Seçmenin siyasi yelpazede merkez partiye duyduğu ihtiyacı bir tek Erdoğan mı görüyor? AKP kulislerinden topluma itinayla pompalanan bilgiler, sadece bu soruyu düşündürmekle kalmıyor. Aynı zamanda cevabını da ‘evet’ olarak vermemizi sağlayacak şeklide kurgulanmış, planlı bir çalışma izlenimi veriyor. Yirmi yıldır her seçim atmosferinde toplumun nabzını tutarak beklentileri doğru tespit etmenin yanı sıra, toplumun hayal ettiği siyasal gelişmelere uyumlu çalışmaların hedeflendiği algısını oluşturma becerisiyle tanıdığımız Erdoğan, aynı taktikle yine sahnede. Yirmi yılını kimlik siyaseti üzerine kurmuş ve son yıllarda giderek artan oranda toplumu ve devleti dinîleştirme hedefine yönelmiş AKP iktidarının seçime çeyrek kala siyasi yelpazede merkeze yerleşmesi mümkün olabilir mi?

DOĞRU SORUYU SORMAK VE SORGULAMAK

Elbette hayır. Ancak bilindik taktiklerini, sanki ilk defa dile getiriliyormuş gibi algı yaratmakta mahir Erdoğan, bırakın bu soruya hayır cevabı vermeyi, soruyu oluşturma fırsatı dahi yaratmayacak şekilde ters köşelerden kulis bilgisi pompalama işinde de usta.
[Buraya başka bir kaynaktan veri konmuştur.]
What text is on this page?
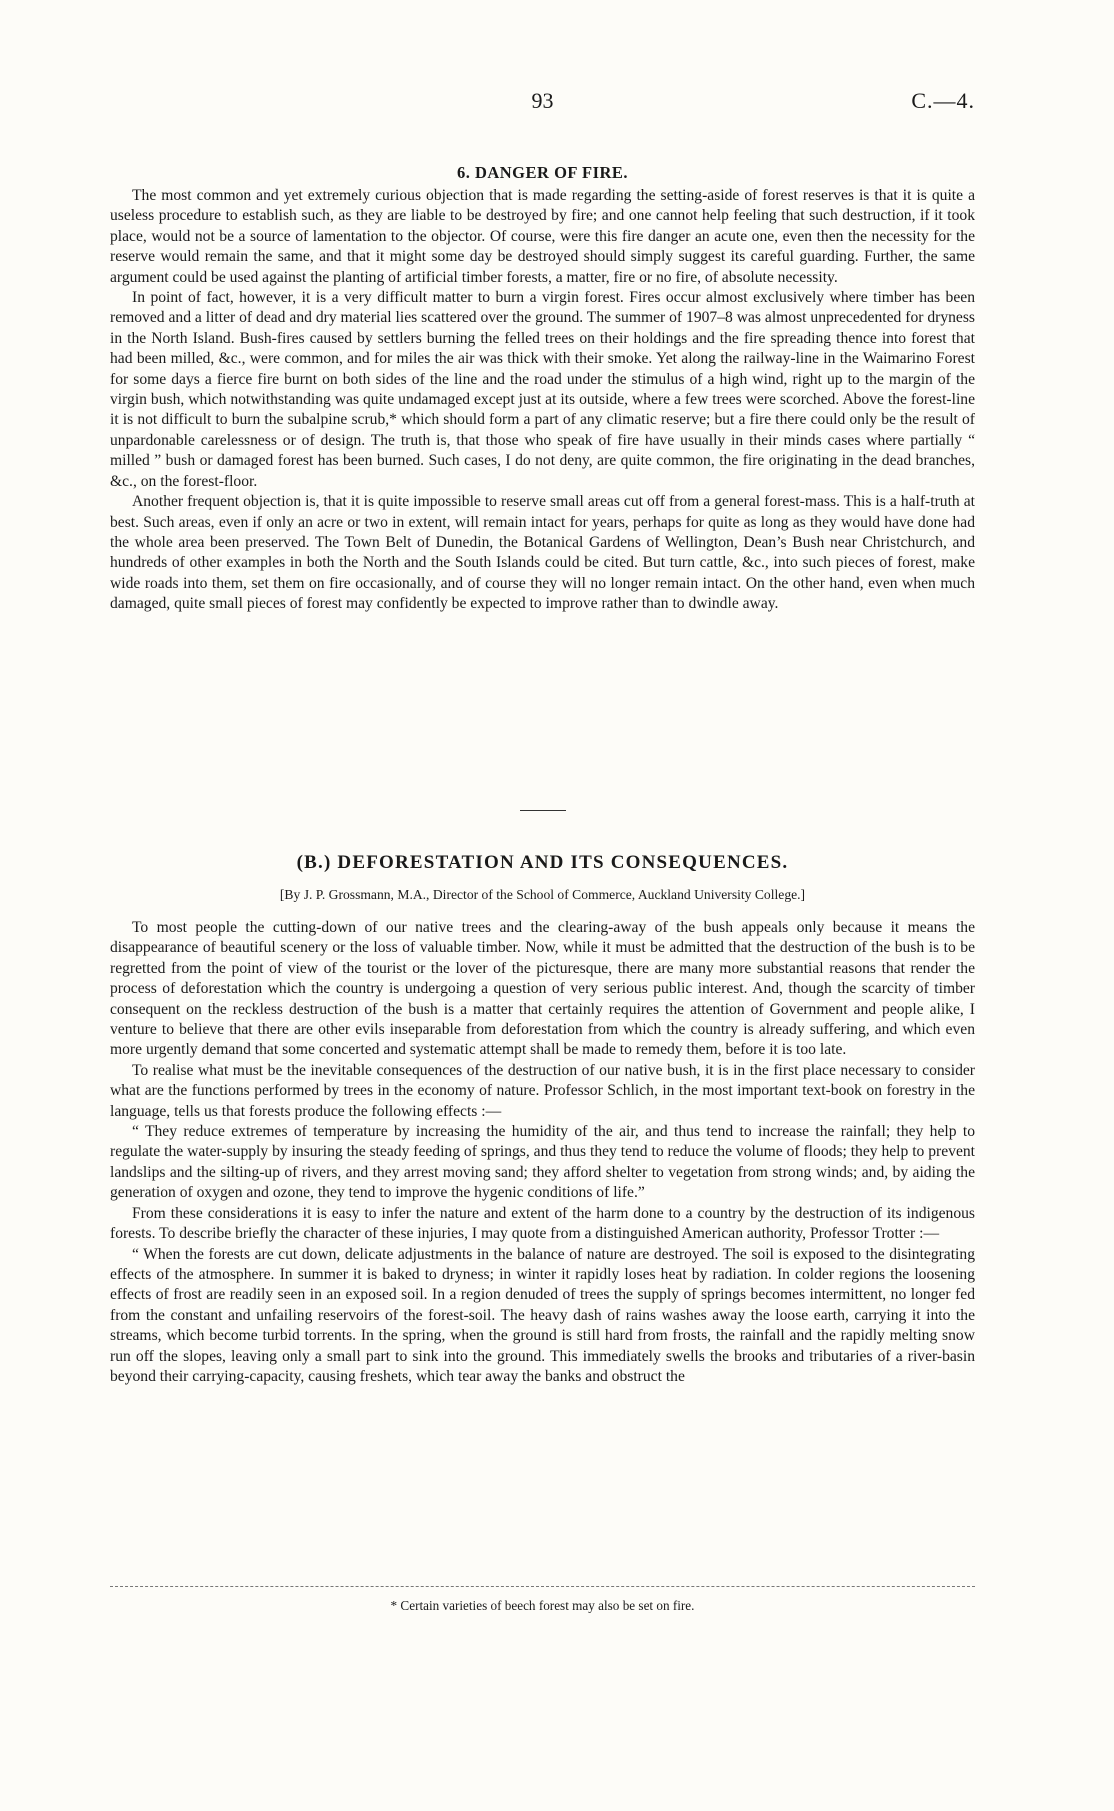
93	C.—4.
6. DANGER OF FIRE.

The most common and yet extremely curious objection that is made regarding the setting-aside of forest reserves is that it is quite a useless procedure to establish such, as they are liable to be destroyed by fire; and one cannot help feeling that such destruction, if it took place, would not be a source of lamentation to the objector. Of course, were this fire danger an acute one, even then the necessity for the reserve would remain the same, and that it might some day be destroyed should simply suggest its careful guarding. Further, the same argument could be used against the planting of artificial timber forests, a matter, fire or no fire, of absolute necessity.

In point of fact, however, it is a very difficult matter to burn a virgin forest. Fires occur almost exclusively where timber has been removed and a litter of dead and dry material lies scattered over the ground. The summer of 1907–8 was almost unprecedented for dryness in the North Island. Bush-fires caused by settlers burning the felled trees on their holdings and the fire spreading thence into forest that had been milled, &c., were common, and for miles the air was thick with their smoke. Yet along the railway-line in the Waimarino Forest for some days a fierce fire burnt on both sides of the line and the road under the stimulus of a high wind, right up to the margin of the virgin bush, which notwithstanding was quite undamaged except just at its outside, where a few trees were scorched. Above the forest-line it is not difficult to burn the subalpine scrub,* which should form a part of any climatic reserve; but a fire there could only be the result of unpardonable carelessness or of design. The truth is, that those who speak of fire have usually in their minds cases where partially “ milled ” bush or damaged forest has been burned. Such cases, I do not deny, are quite common, the fire originating in the dead branches, &c., on the forest-floor.

Another frequent objection is, that it is quite impossible to reserve small areas cut off from a general forest-mass. This is a half-truth at best. Such areas, even if only an acre or two in extent, will remain intact for years, perhaps for quite as long as they would have done had the whole area been preserved. The Town Belt of Dunedin, the Botanical Gardens of Wellington, Dean’s Bush near Christchurch, and hundreds of other examples in both the North and the South Islands could be cited. But turn cattle, &c., into such pieces of forest, make wide roads into them, set them on fire occasionally, and of course they will no longer remain intact. On the other hand, even when much damaged, quite small pieces of forest may confidently be expected to improve rather than to dwindle away.

(B.) DEFORESTATION AND ITS CONSEQUENCES.
[By J. P. Grossmann, M.A., Director of the School of Commerce, Auckland University College.]

To most people the cutting-down of our native trees and the clearing-away of the bush appeals only because it means the disappearance of beautiful scenery or the loss of valuable timber. Now, while it must be admitted that the destruction of the bush is to be regretted from the point of view of the tourist or the lover of the picturesque, there are many more substantial reasons that render the process of deforestation which the country is undergoing a question of very serious public interest. And, though the scarcity of timber consequent on the reckless destruction of the bush is a matter that certainly requires the attention of Government and people alike, I venture to believe that there are other evils inseparable from deforestation from which the country is already suffering, and which even more urgently demand that some concerted and systematic attempt shall be made to remedy them, before it is too late.

To realise what must be the inevitable consequences of the destruction of our native bush, it is in the first place necessary to consider what are the functions performed by trees in the economy of nature. Professor Schlich, in the most important text-book on forestry in the language, tells us that forests produce the following effects :—

“ They reduce extremes of temperature by increasing the humidity of the air, and thus tend to increase the rainfall; they help to regulate the water-supply by insuring the steady feeding of springs, and thus they tend to reduce the volume of floods; they help to prevent landslips and the silting-up of rivers, and they arrest moving sand; they afford shelter to vegetation from strong winds; and, by aiding the generation of oxygen and ozone, they tend to improve the hygenic conditions of life.”

From these considerations it is easy to infer the nature and extent of the harm done to a country by the destruction of its indigenous forests. To describe briefly the character of these injuries, I may quote from a distinguished American authority, Professor Trotter :—

“ When the forests are cut down, delicate adjustments in the balance of nature are destroyed. The soil is exposed to the disintegrating effects of the atmosphere. In summer it is baked to dryness; in winter it rapidly loses heat by radiation. In colder regions the loosening effects of frost are readily seen in an exposed soil. In a region denuded of trees the supply of springs becomes intermittent, no longer fed from the constant and unfailing reservoirs of the forest-soil. The heavy dash of rains washes away the loose earth, carrying it into the streams, which become turbid torrents. In the spring, when the ground is still hard from frosts, the rainfall and the rapidly melting snow run off the slopes, leaving only a small part to sink into the ground. This immediately swells the brooks and tributaries of a river-basin beyond their carrying-capacity, causing freshets, which tear away the banks and obstruct the

* Certain varieties of beech forest may also be set on fire.
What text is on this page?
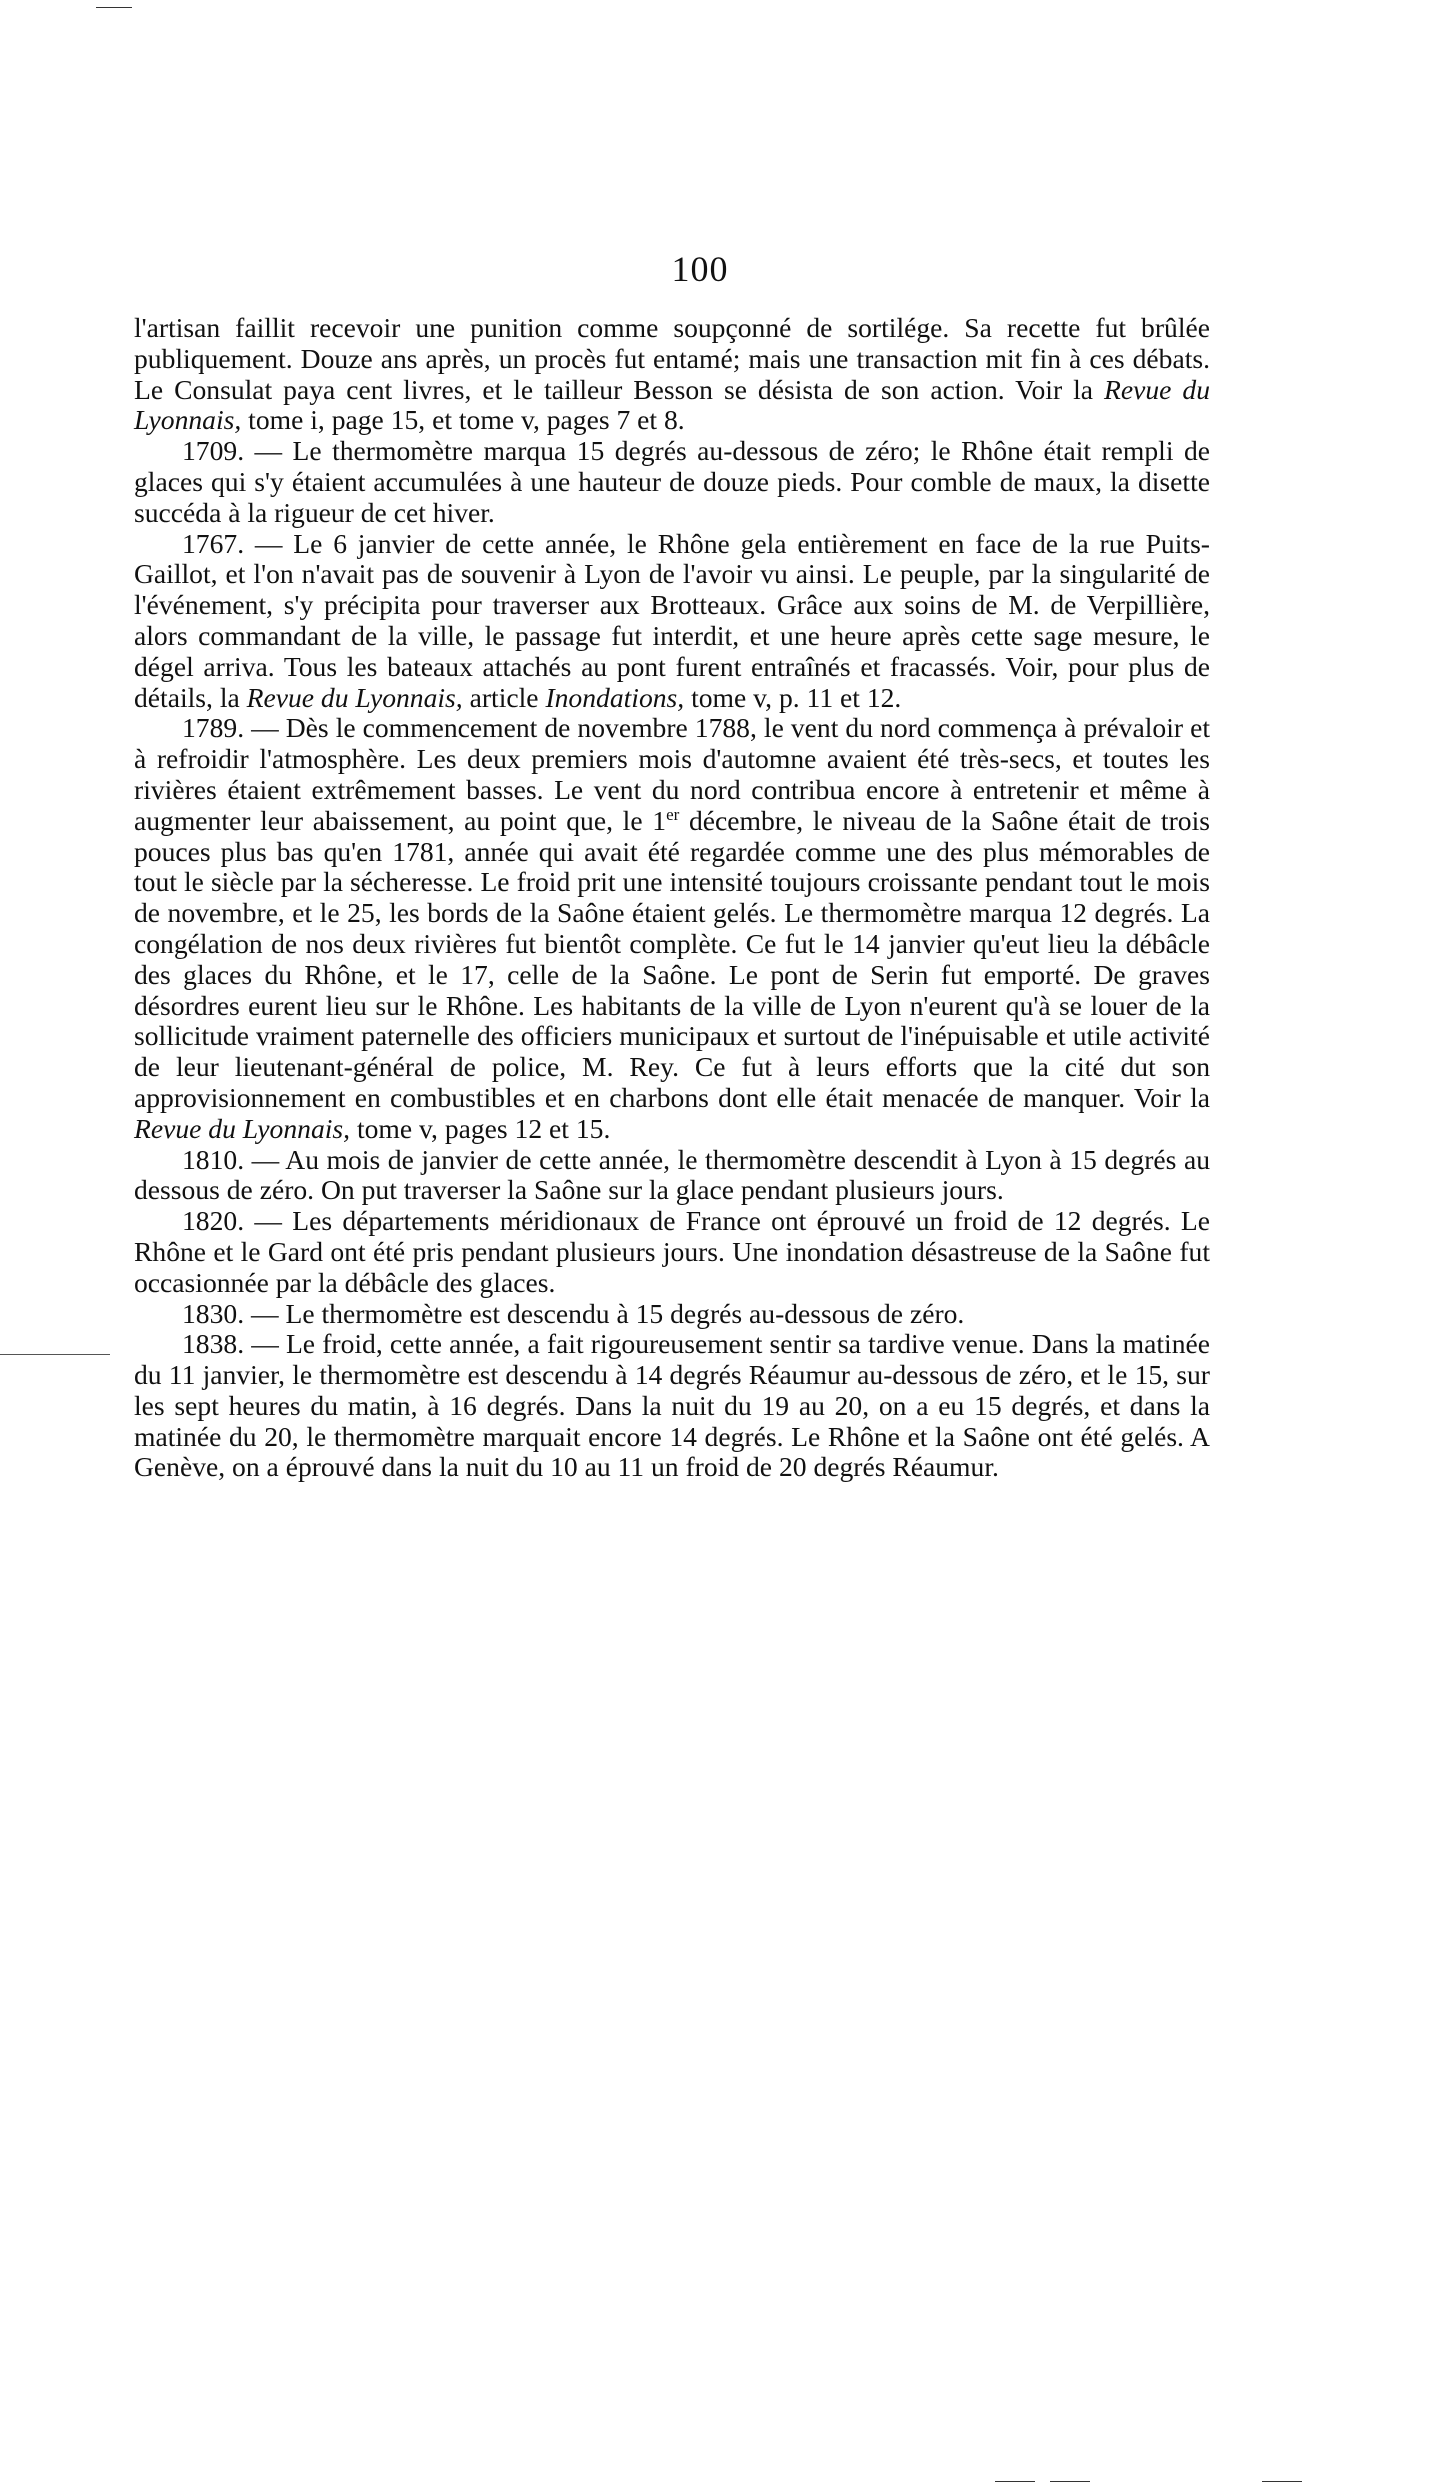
100

l'artisan faillit recevoir une punition comme soupçonné de sortilége. Sa recette fut brûlée publiquement. Douze ans après, un procès fut entamé; mais une transaction mit fin à ces débats. Le Consulat paya cent livres, et le tailleur Besson se désista de son action. Voir la Revue du Lyonnais, tome i, page 15, et tome v, pages 7 et 8.

1709. — Le thermomètre marqua 15 degrés au-dessous de zéro; le Rhône était rempli de glaces qui s'y étaient accumulées à une hauteur de douze pieds. Pour comble de maux, la disette succéda à la rigueur de cet hiver.

1767. — Le 6 janvier de cette année, le Rhône gela entièrement en face de la rue Puits-Gaillot, et l'on n'avait pas de souvenir à Lyon de l'avoir vu ainsi. Le peuple, par la singularité de l'événement, s'y précipita pour traverser aux Brotteaux. Grâce aux soins de M. de Verpillière, alors commandant de la ville, le passage fut interdit, et une heure après cette sage mesure, le dégel arriva. Tous les bateaux attachés au pont furent entraînés et fracassés. Voir, pour plus de détails, la Revue du Lyonnais, article Inondations, tome v, p. 11 et 12.

1789. — Dès le commencement de novembre 1788, le vent du nord commença à prévaloir et à refroidir l'atmosphère. Les deux premiers mois d'automne avaient été très-secs, et toutes les rivières étaient extrêmement basses. Le vent du nord contribua encore à entretenir et même à augmenter leur abaissement, au point que, le 1er décembre, le niveau de la Saône était de trois pouces plus bas qu'en 1781, année qui avait été regardée comme une des plus mémorables de tout le siècle par la sécheresse. Le froid prit une intensité toujours croissante pendant tout le mois de novembre, et le 25, les bords de la Saône étaient gelés. Le thermomètre marqua 12 degrés. La congélation de nos deux rivières fut bientôt complète. Ce fut le 14 janvier qu'eut lieu la débâcle des glaces du Rhône, et le 17, celle de la Saône. Le pont de Serin fut emporté. De graves désordres eurent lieu sur le Rhône. Les habitants de la ville de Lyon n'eurent qu'à se louer de la sollicitude vraiment paternelle des officiers municipaux et surtout de l'inépuisable et utile activité de leur lieutenant-général de police, M. Rey. Ce fut à leurs efforts que la cité dut son approvisionnement en combustibles et en charbons dont elle était menacée de manquer. Voir la Revue du Lyonnais, tome v, pages 12 et 15.

1810. — Au mois de janvier de cette année, le thermomètre descendit à Lyon à 15 degrés au dessous de zéro. On put traverser la Saône sur la glace pendant plusieurs jours.

1820. — Les départements méridionaux de France ont éprouvé un froid de 12 degrés. Le Rhône et le Gard ont été pris pendant plusieurs jours. Une inondation désastreuse de la Saône fut occasionnée par la débâcle des glaces.

1830. — Le thermomètre est descendu à 15 degrés au-dessous de zéro.

1838. — Le froid, cette année, a fait rigoureusement sentir sa tardive venue. Dans la matinée du 11 janvier, le thermomètre est descendu à 14 degrés Réaumur au-dessous de zéro, et le 15, sur les sept heures du matin, à 16 degrés. Dans la nuit du 19 au 20, on a eu 15 degrés, et dans la matinée du 20, le thermomètre marquait encore 14 degrés. Le Rhône et la Saône ont été gelés. A Genève, on a éprouvé dans la nuit du 10 au 11 un froid de 20 degrés Réaumur.
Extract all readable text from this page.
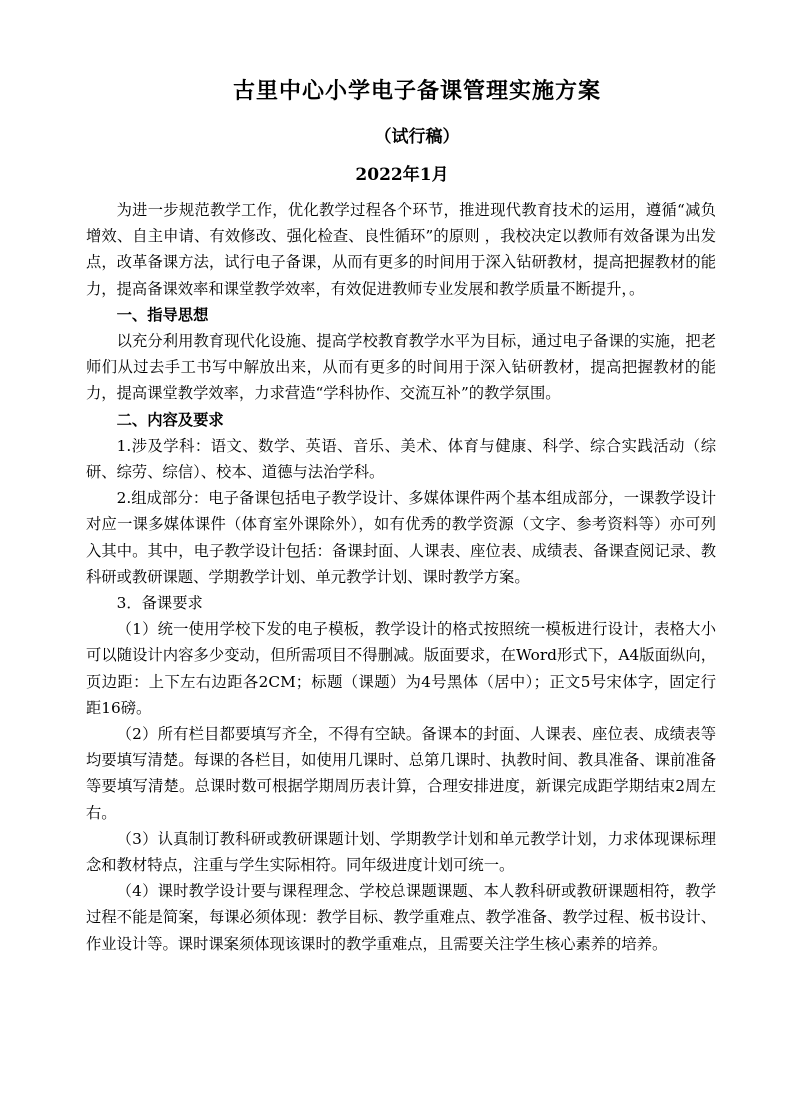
古里中心小学电子备课管理实施方案
（试行稿）
2022年1月

为进一步规范教学工作，优化教学过程各个环节，推进现代教育技术的运用，遵循“减负增效、自主申请、有效修改、强化检查、良性循环”的原则 ，我校决定以教师有效备课为出发点，改革备课方法，试行电子备课，从而有更多的时间用于深入钻研教材，提高把握教材的能力，提高备课效率和课堂教学效率，有效促进教师专业发展和教学质量不断提升，。

一、指导思想

以充分利用教育现代化设施、提高学校教育教学水平为目标，通过电子备课的实施，把老师们从过去手工书写中解放出来，从而有更多的时间用于深入钻研教材，提高把握教材的能力，提高课堂教学效率，力求营造“学科协作、交流互补”的教学氛围。

二、内容及要求

1.涉及学科：语文、数学、英语、音乐、美术、体育与健康、科学、综合实践活动（综研、综劳、综信）、校本、道德与法治学科。

2.组成部分：电子备课包括电子教学设计、多媒体课件两个基本组成部分，一课教学设计对应一课多媒体课件（体育室外课除外），如有优秀的教学资源（文字、参考资料等）亦可列入其中。其中，电子教学设计包括：备课封面、人课表、座位表、成绩表、备课查阅记录、教科研或教研课题、学期教学计划、单元教学计划、课时教学方案。

3．备课要求

（1）统一使用学校下发的电子模板，教学设计的格式按照统一模板进行设计，表格大小可以随设计内容多少变动，但所需项目不得删减。版面要求，在Word形式下，A4版面纵向，页边距：上下左右边距各2CM；标题（课题）为4号黑体（居中）；正文5号宋体字，固定行距16磅。

（2）所有栏目都要填写齐全，不得有空缺。备课本的封面、人课表、座位表、成绩表等均要填写清楚。每课的各栏目，如使用几课时、总第几课时、执教时间、教具准备、课前准备等要填写清楚。总课时数可根据学期周历表计算，合理安排进度，新课完成距学期结束2周左右。

（3）认真制订教科研或教研课题计划、学期教学计划和单元教学计划，力求体现课标理念和教材特点，注重与学生实际相符。同年级进度计划可统一。

（4）课时教学设计要与课程理念、学校总课题课题、本人教科研或教研课题相符，教学过程不能是简案，每课必须体现：教学目标、教学重难点、教学准备、教学过程、板书设计、作业设计等。课时课案须体现该课时的教学重难点，且需要关注学生核心素养的培养。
Yıllardır başta milletvekilleri olmak üzere tüm AKP’lilere konuşma yasağı getirildiğinden habersiz değilse eğer basın mensupları, kulislerden kendilerine yansıyanların, bilinçli ve seçili, yönlendirici bilgiler olduğunu hesap etmeli. İktidar partisinden aktarılanların doğru mu yanlış mı olduğunu düşünmeye başlamadan önce herkesin amiyane tabirle “Allah bir” deseler hemen “e doğru” deyip inanmak yerine, şöyle bir durup, “acaba şimdi bunu niye söyledi?” sorusuna cevap araması gerekir. Tabii ki iktidar mensuplarının her söylediğinin yalan-yanlış olduğunu düşünmüyorum. Fakat söyledikleri doğruların bile belli amaca matuf, planlanmış, zaman ayarı incelikle yapılmış bilgiler olduğunu ve bunların rastgele ağızdan çıkıvermiş gibi gösterilmesine itina ettiklerini hatırlatmak istiyorum.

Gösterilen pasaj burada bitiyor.